Horses that are difficult to load seem to bring out the worst in us.
Often we approach this problem by simply trying to make the horse go into the trailer. Pressure is applied to the horse’s face, mouth, hind end, sides, escape routes are blocked, and often, depending on our level of skill in the questionable art of making horses do stuff they really don’t want to do – we ‘succeed’.
Until the next time..
‘Making’ a horse go into a trailer is sometimes necessary – in an emergency situation you may have no other option. But don’t confuse it with reliable training.
Our goal when dealing with loading problems is for the horse to be relaxed and comfortable about going into the trailer every time we ask him to. If we can ‘make’ him go into the trailer, but he is tense and worried about it, his behaviour will never be consistent.

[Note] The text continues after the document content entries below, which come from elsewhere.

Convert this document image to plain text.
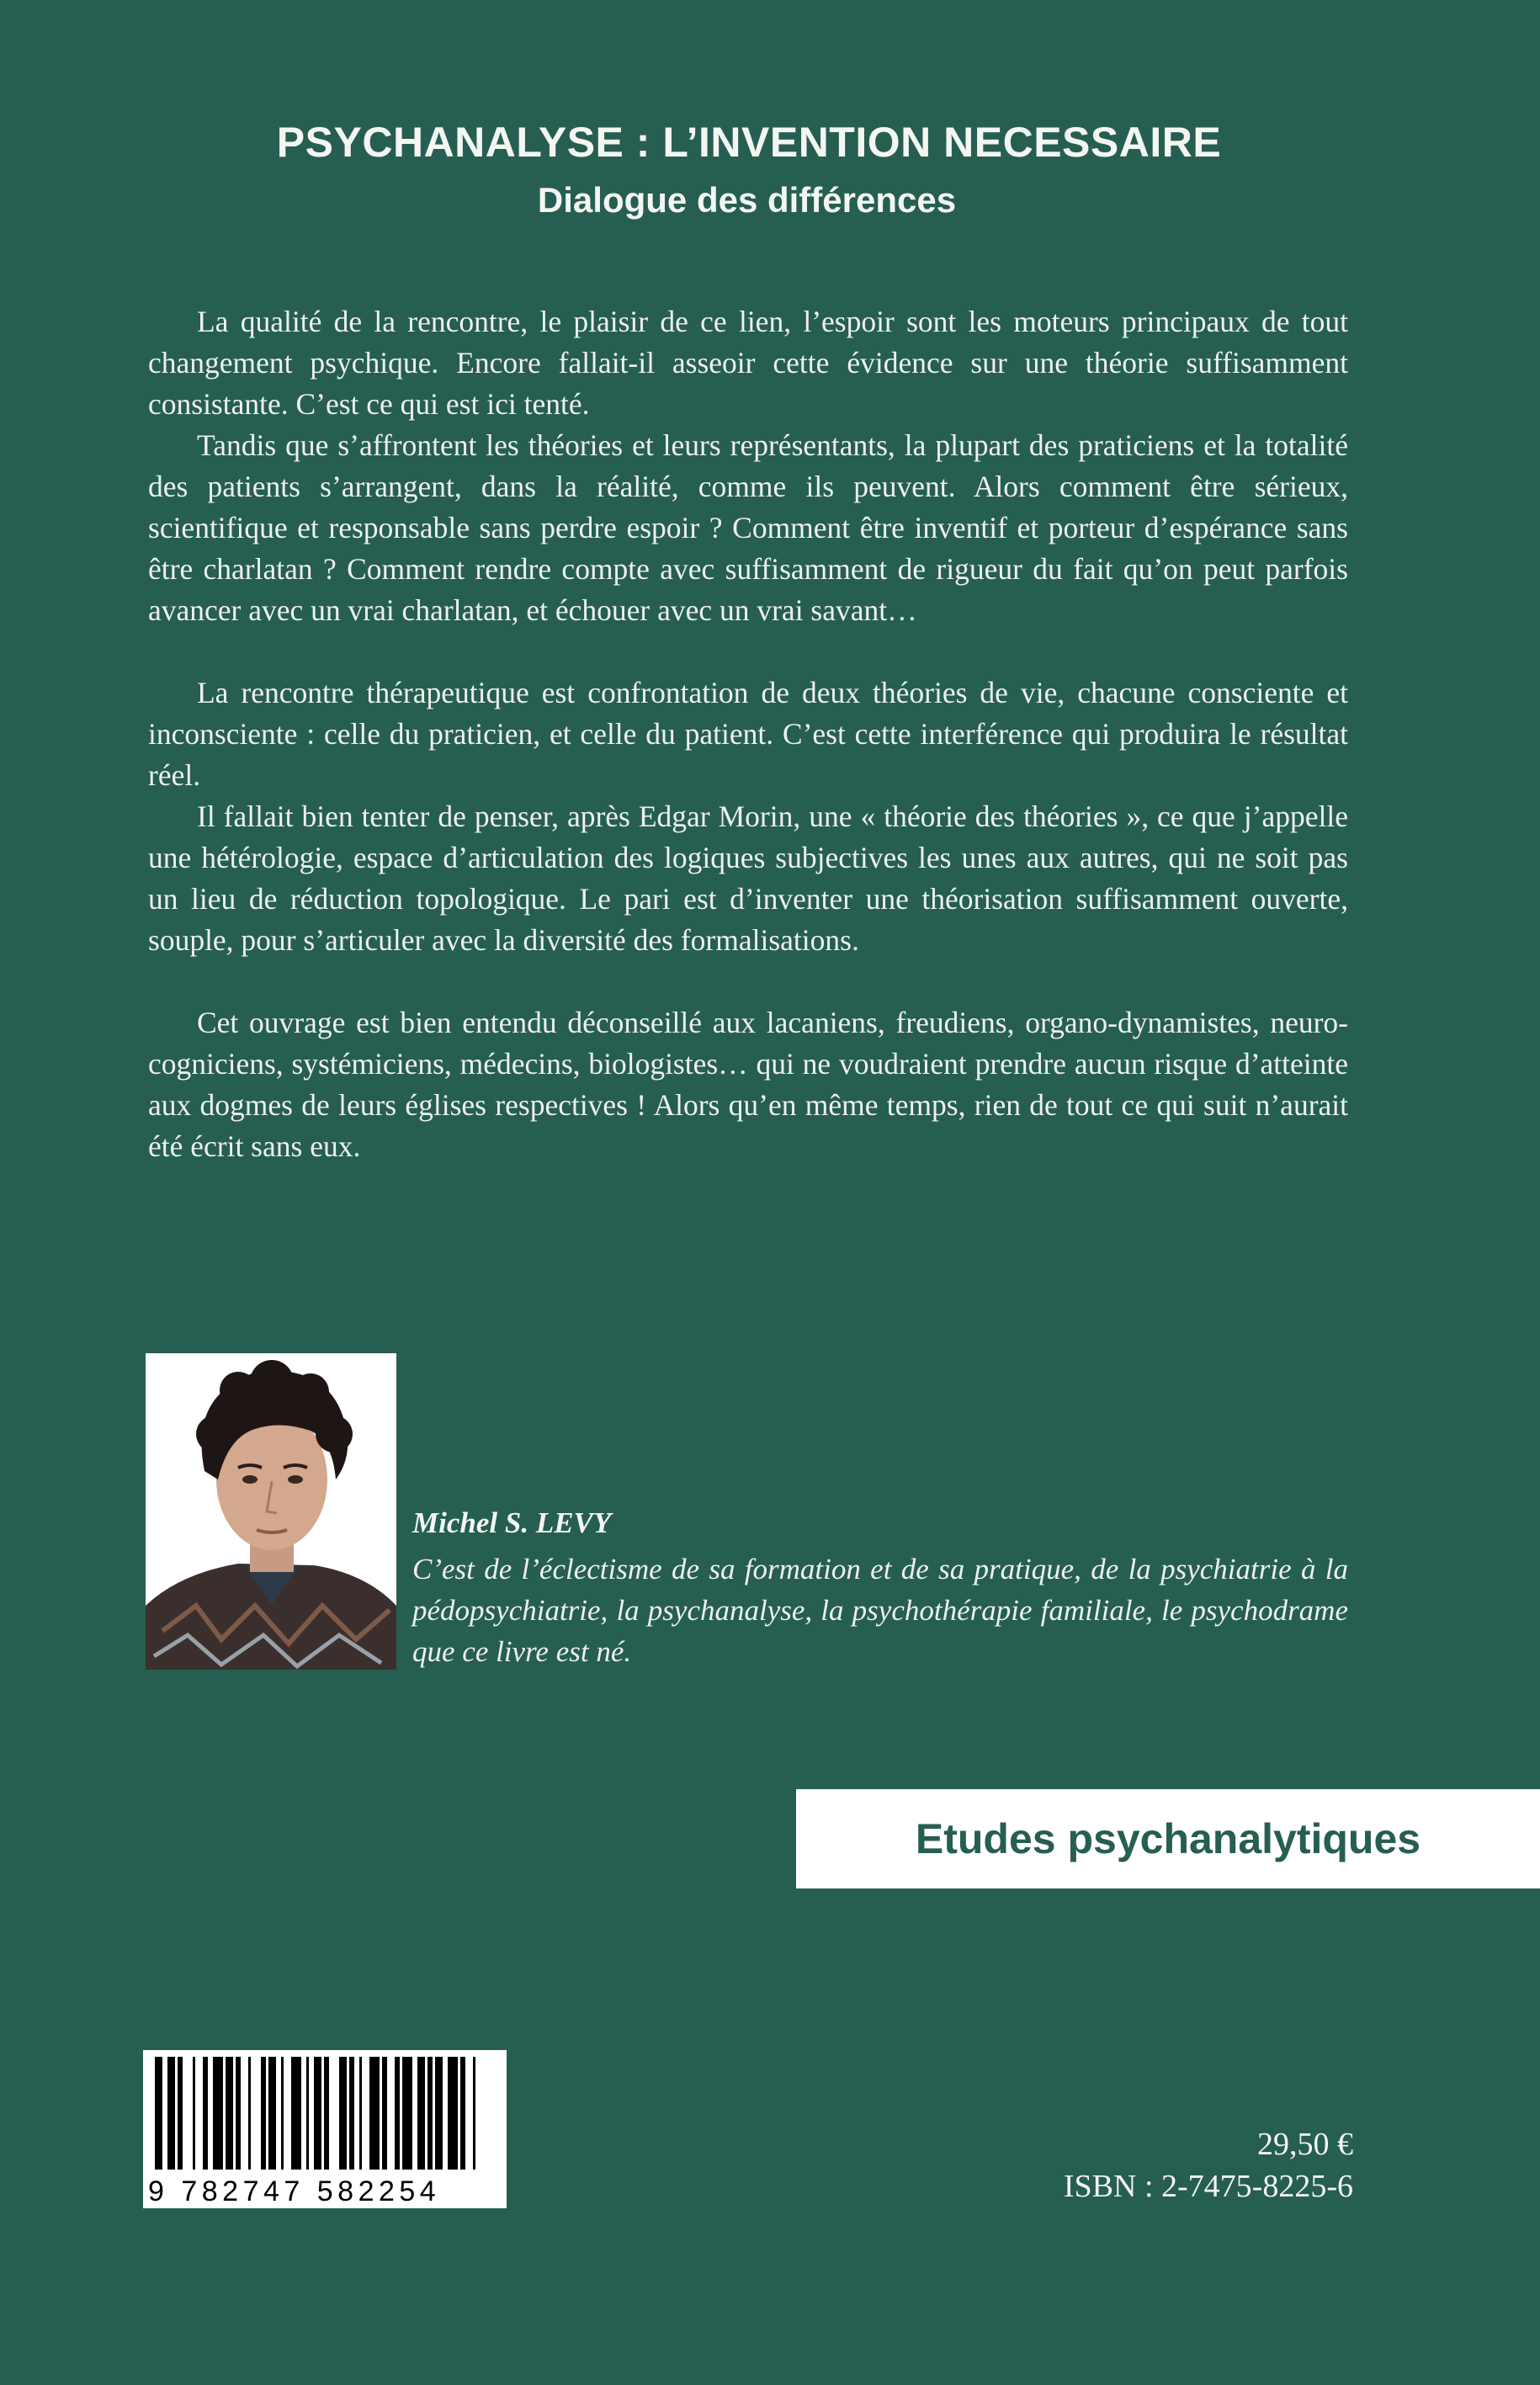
PSYCHANALYSE : L’INVENTION NECESSAIRE
Dialogue des différences

La qualité de la rencontre, le plaisir de ce lien, l’espoir sont les moteurs principaux de tout changement psychique. Encore fallait-il asseoir cette évidence sur une théorie suffisamment consistante. C’est ce qui est ici tenté.

Tandis que s’affrontent les théories et leurs représentants, la plupart des praticiens et la totalité des patients s’arrangent, dans la réalité, comme ils peuvent. Alors comment être sérieux, scientifique et responsable sans perdre espoir ? Comment être inventif et porteur d’espérance sans être charlatan ? Comment rendre compte avec suffisamment de rigueur du fait qu’on peut parfois avancer avec un vrai charlatan, et échouer avec un vrai savant…

La rencontre thérapeutique est confrontation de deux théories de vie, chacune consciente et inconsciente : celle du praticien, et celle du patient. C’est cette interférence qui produira le résultat réel.

Il fallait bien tenter de penser, après Edgar Morin, une « théorie des théories », ce que j’appelle une hétérologie, espace d’articulation des logiques subjectives les unes aux autres, qui ne soit pas un lieu de réduction topologique. Le pari est d’inventer une théorisation suffisamment ouverte, souple, pour s’articuler avec la diversité des formalisations.

Cet ouvrage est bien entendu déconseillé aux lacaniens, freudiens, organo-dynamistes, neuro-cogniciens, systémiciens, médecins, biologistes… qui ne voudraient prendre aucun risque d’atteinte aux dogmes de leurs églises respectives ! Alors qu’en même temps, rien de tout ce qui suit n’aurait été écrit sans eux.

Michel S. LEVY

C’est de l’éclectisme de sa formation et de sa pratique, de la psychiatrie à la pédopsychiatrie, la psychanalyse, la psychothérapie familiale, le psychodrame que ce livre est né.

Etudes psychanalytiques
9 782747 582254
29,50 €
ISBN : 2-7475-8225-6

This brings up a very important point in all horse training – if the horse is worried, he will be looking for ways to feel better, and that will probably be his main focus. He won’t learn well, and he will be unpredictable as he tries to make himself feel better. His efforts could include rearing, running away, planting, backing up, kicking, barging – you name it.
So, often what goes wrong during training is that we focus on the ‘into the trailer’ bit and forget about the essential ‘relaxed and comfortable’ bit.
The first loading case I ever handled is a classic example. By the time I got involved, 5 other professionals had been out to work with this horse, and the owner had just about given up hope. All had got the horse into the trailer, some had repeated the loading several times. All had provoked some pretty extreme behaviour from the horse, but, if you like, had won the argument and made the horse load. Unfortunately, once the owner was left alone, the problem was no better than before.
Despite this lack of success, it took quite a bit of effort to convince the owner that short, calm sessions, in which the horse took a step or two more towards the trailer was rewarded for his progress would work – she wanted to see him in the trailer during every training session. Fortunately she gave it a try and within about 10 days he was loading perfectly, and has done so ever since.
So, when training, we need to be very clear about what progress towards the goal is. A session which consists of having a big fight with your horse, and ending up with a sweaty, anxious horse inside a box, is most probably not progress.
A session during which everyone (human and equine) keeps calm, and the horse gets closer to the trailer, or further up the ramp, than he has before without getting worried is progress – and is safer for you and your horse, good for his welfare, and good for your relationship with him.